Andrew follows me down toward the bowl.  The summit of MCM is on the right.

Still not out of the wind…

We followed a small gully to the main drainage.  Our ascent slope up the northwest face of MCP is to the left of centre.

The entrance to the bowl is marked by a narrow gap.  The drainage still had water in it, so I had to skirt by on the side.  (Photo by Andrew Nugara)

Andrew follows me through the gap, though on the other side of the stream.

Following the drainage.  In my 2015 trip, we glissaded down some of these upper sections.  That was not an option this time around as there was not enough snow.

Still a ways to go…

Andrew stops to look at our route up MCP which is to the left of the gully in the centre.

The impressive section of waterfalls in the third drainage.  Bypassing this either on the way up or down requires navigating very steep slopes.

Arriving back at the tributary to Mill Creek.

Gazing back up the drainage.  A scramble route to MCM may exist through the rocks on the upper right.

On the other side of the tributary with a more comprehensive view of the third drainage.  The top of the second drainage that we used on ascent can be seen to the upper left.
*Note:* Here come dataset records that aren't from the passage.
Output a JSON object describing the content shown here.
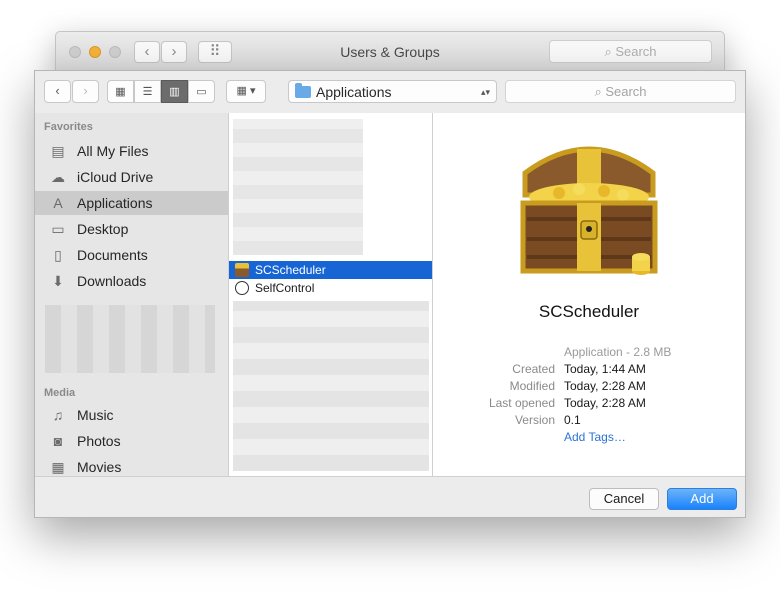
{
  "background_window": {
    "title": "Users & Groups",
    "search_placeholder": "Search",
    "nav_back": "‹",
    "nav_forward": "›",
    "grid_icon": "⠿"
  },
  "toolbar": {
    "back": "‹",
    "forward": "›",
    "view_icons": "▦",
    "view_list": "☰",
    "view_columns": "▥",
    "view_coverflow": "▭",
    "arrange": "▦ ▾",
    "location": "Applications",
    "location_arrows": "▴▾",
    "search_placeholder": "Search"
  },
  "sidebar": {
    "favorites_header": "Favorites",
    "favorites": [
      {
        "label": "All My Files",
        "icon": "▤"
      },
      {
        "label": "iCloud Drive",
        "icon": "☁"
      },
      {
        "label": "Applications",
        "icon": "A"
      },
      {
        "label": "Desktop",
        "icon": "▭"
      },
      {
        "label": "Documents",
        "icon": "▯"
      },
      {
        "label": "Downloads",
        "icon": "⬇"
      }
    ],
    "media_header": "Media",
    "media": [
      {
        "label": "Music",
        "icon": "♫"
      },
      {
        "label": "Photos",
        "icon": "◙"
      },
      {
        "label": "Movies",
        "icon": "▦"
      }
    ]
  },
  "column": {
    "rows": [
      {
        "label": "SCScheduler",
        "selected": true,
        "icon": "chest"
      },
      {
        "label": "SelfControl",
        "selected": false,
        "icon": "selfcontrol"
      }
    ]
  },
  "preview": {
    "name": "SCScheduler",
    "kind": "Application - 2.8 MB",
    "fields": [
      {
        "key": "Created",
        "value": "Today, 1:44 AM"
      },
      {
        "key": "Modified",
        "value": "Today, 2:28 AM"
      },
      {
        "key": "Last opened",
        "value": "Today, 2:28 AM"
      },
      {
        "key": "Version",
        "value": "0.1"
      }
    ],
    "add_tags": "Add Tags…"
  },
  "buttons": {
    "cancel": "Cancel",
    "add": "Add"
  }
}
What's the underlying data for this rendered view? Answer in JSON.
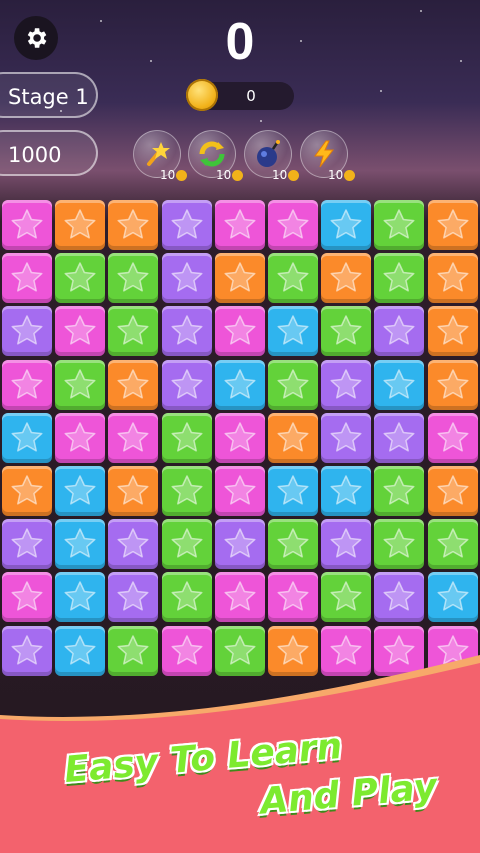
{
  "hud": {
    "score": "0",
    "coins": "0",
    "stage_label": "Stage 1",
    "target_score": "1000"
  },
  "powerups": [
    {
      "name": "magic-wand",
      "price": "10"
    },
    {
      "name": "color-swap",
      "price": "10"
    },
    {
      "name": "bomb",
      "price": "10"
    },
    {
      "name": "lightning",
      "price": "10"
    }
  ],
  "colors": {
    "pink": "#ee55d8",
    "orange": "#fb8a2a",
    "purple": "#a56cf0",
    "blue": "#2fb4ee",
    "green": "#63d23a"
  },
  "board": {
    "rows": [
      [
        "pink",
        "orange",
        "orange",
        "purple",
        "pink",
        "pink",
        "blue",
        "green",
        "orange"
      ],
      [
        "pink",
        "green",
        "green",
        "purple",
        "orange",
        "green",
        "orange",
        "green",
        "orange"
      ],
      [
        "purple",
        "pink",
        "green",
        "purple",
        "pink",
        "blue",
        "green",
        "purple",
        "orange"
      ],
      [
        "pink",
        "green",
        "orange",
        "purple",
        "blue",
        "green",
        "purple",
        "blue",
        "orange"
      ],
      [
        "blue",
        "pink",
        "pink",
        "green",
        "pink",
        "orange",
        "purple",
        "purple",
        "pink"
      ],
      [
        "orange",
        "blue",
        "orange",
        "green",
        "pink",
        "blue",
        "blue",
        "green",
        "orange"
      ],
      [
        "purple",
        "blue",
        "purple",
        "green",
        "purple",
        "green",
        "purple",
        "green",
        "green"
      ],
      [
        "pink",
        "blue",
        "purple",
        "green",
        "pink",
        "pink",
        "green",
        "purple",
        "blue"
      ],
      [
        "purple",
        "blue",
        "green",
        "pink",
        "green",
        "orange",
        "pink",
        "pink",
        "pink"
      ]
    ]
  },
  "promo": {
    "line1": "Easy To Learn",
    "line2": "And Play"
  }
}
To avoid bushwhacking and rock hopping along the tributary, we spent a long time gaining and losing elevation to find the trail.  This small game trail and others like it, were all we found.
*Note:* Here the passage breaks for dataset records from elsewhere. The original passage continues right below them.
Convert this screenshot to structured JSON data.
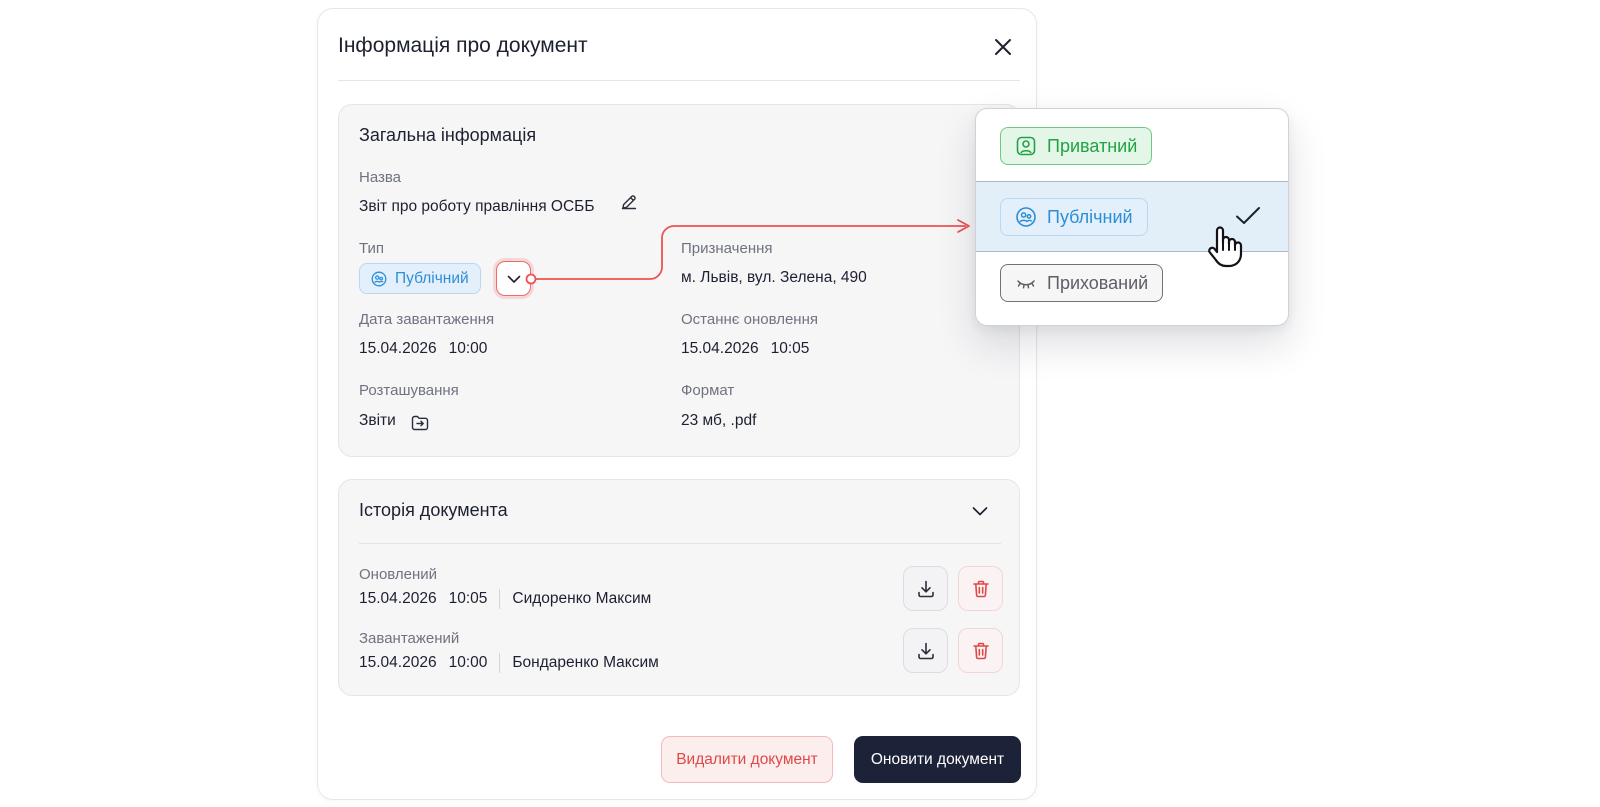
{
  "modal": {
    "title": "Інформація про документ"
  },
  "general": {
    "title": "Загальна інформація",
    "name_label": "Назва",
    "name_value": "Звіт про роботу правління ОСББ",
    "type_label": "Тип",
    "type_value": "Публічний",
    "purpose_label": "Призначення",
    "purpose_value": "м. Львів, вул. Зелена, 490",
    "upload_label": "Дата завантаження",
    "upload_date": "15.04.2026",
    "upload_time": "10:00",
    "updated_label": "Останнє оновлення",
    "updated_date": "15.04.2026",
    "updated_time": "10:05",
    "location_label": "Розташування",
    "location_value": "Звіти",
    "format_label": "Формат",
    "format_value": "23 мб, .pdf"
  },
  "history": {
    "title": "Історія документа",
    "entries": [
      {
        "status": "Оновлений",
        "date": "15.04.2026",
        "time": "10:05",
        "author": "Сидоренко Максим"
      },
      {
        "status": "Завантажений",
        "date": "15.04.2026",
        "time": "10:00",
        "author": "Бондаренко Максим"
      }
    ]
  },
  "footer": {
    "delete_label": "Видалити документ",
    "update_label": "Оновити документ"
  },
  "dropdown": {
    "options": [
      {
        "label": "Приватний",
        "icon": "person-square-icon",
        "selected": false
      },
      {
        "label": "Публічний",
        "icon": "people-circle-icon",
        "selected": true
      },
      {
        "label": "Прихований",
        "icon": "closed-eye-icon",
        "selected": false
      }
    ]
  },
  "colors": {
    "accent_red": "#f05252",
    "public_blue": "#2d8ed6",
    "private_green": "#21a341",
    "primary_dark": "#1c2238"
  }
}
High above the tributary and still no trail…

Near its junction with Mill Creek, we decided to give up and descend to the tributary.

I found it interesting that while Mill Creek was mostly dry, the tributary had plenty of flowing water.

Glad to be back on level ground and retracing our steps back to the main trail.

On the trail and enjoying the ~2.4km hike back to my vehicle.

Arriving back at my 4Runner after another excellent day in the mountains!  MCM and MCP were definitely worth our time though I wish that the wind had been more cooperative.  Any route that utilizes the drainages on the northwest face of MCP will be steep though it looks like there could be a much easier route to the summit of MCM via the south ridge.  As crazy as it sounds, I may return to MCM and MCP (for a 3rd time) to try a different route and loop.  If I do, it will definitely be during the fall when the larches have turned yellow because the colours combined with the immersive views would be intense.  Again, and as always, it was a pleasure to spend the day with Andrew “7-time Prairie Bluff Champion” Nugara.  😉  Seriously though, Andrew is an awesome person and is one of my favourite people to spend a day in the mountains with.  Thanks Andrew for another great trip!